Tuesday, March 11, 2014

Brian and Friends

I was standing in the atrium of my church, putting on my jacket and looked across the large room. "Is that Brian?" I thought to myself.  With that, I saw him mouth, "Mr. Dunlap?" and he ran across the room to give me a big hug.

Brian was my student 10 years or so ago. (Let's just say he wasn't the easiest student to work with.)

I met his four year old son and we chatted about life. He's an insurance salesman and loving it.  We told stories and laughed. After a few minutes I realized he left behind a gaggle of friends, some of whom also spent time in my room.  Cam and Brian (yes, a different Brian) came to join in. 
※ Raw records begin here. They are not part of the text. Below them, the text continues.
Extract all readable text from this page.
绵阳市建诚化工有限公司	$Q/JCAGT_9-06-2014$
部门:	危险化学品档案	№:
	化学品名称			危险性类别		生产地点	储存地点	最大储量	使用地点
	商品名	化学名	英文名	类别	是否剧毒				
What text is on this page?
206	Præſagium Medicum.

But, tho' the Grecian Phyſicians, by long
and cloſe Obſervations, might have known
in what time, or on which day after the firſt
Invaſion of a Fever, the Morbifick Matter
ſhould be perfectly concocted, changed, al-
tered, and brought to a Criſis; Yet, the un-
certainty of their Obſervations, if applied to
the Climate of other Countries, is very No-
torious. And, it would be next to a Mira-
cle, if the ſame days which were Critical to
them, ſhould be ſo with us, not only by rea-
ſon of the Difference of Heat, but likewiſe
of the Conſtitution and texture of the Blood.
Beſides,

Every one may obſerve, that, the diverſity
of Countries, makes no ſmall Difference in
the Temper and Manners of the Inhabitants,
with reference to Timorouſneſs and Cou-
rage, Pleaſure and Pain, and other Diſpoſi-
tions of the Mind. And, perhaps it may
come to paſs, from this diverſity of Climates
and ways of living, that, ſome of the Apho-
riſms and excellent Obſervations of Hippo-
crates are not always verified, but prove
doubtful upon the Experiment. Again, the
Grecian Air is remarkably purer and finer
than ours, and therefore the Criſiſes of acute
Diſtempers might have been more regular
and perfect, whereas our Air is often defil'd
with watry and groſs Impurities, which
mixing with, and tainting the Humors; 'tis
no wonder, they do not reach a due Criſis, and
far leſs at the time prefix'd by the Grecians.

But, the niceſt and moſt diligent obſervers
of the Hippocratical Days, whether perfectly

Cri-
It was a great ten minutes or so of telling stories of yesterday and laughing our heads off:
  • Cam accidentally walked into a porn site in the computer lab once. Not that I want this to happen to a student, but the whole scenario is a funny story to tell now that it's over.  Immediately, Cam interrupted me. "I'm glad you remember this story too. I've told it a thousand times!" I've never heard it from his perspective. "I was sure I was going to jail!" Hilarious!
  • We laughed about how Brian (#1) could always get out of trouble with a wide smile and a goofy excuse. ("Sorry. I'm just really excited to go to Eli's house after school today.") I admitted to him that I would send him to the office with a note that said, "Brian needs to take a walk."
  • Brian (#2) told us how teachers would skip sending him to the elementary principal's office.  Instead we would send him straight to his dad who was our high school principal (and a very intimidating man, I might add).
I've been fortunate that my entire teaching career has been in relatively small schools.  I've been able to watch kids grow up to be adults. I've taught their siblings. I get to know their parents and call them friends. We've been to weddings and held babies and now call many of those "kids" our friends.

It's definitely rewarding to see a former student "make it" in the career of his or her choosing, but it's also equally rewarding to get a hug and share some laughs as equals with those "kids" too.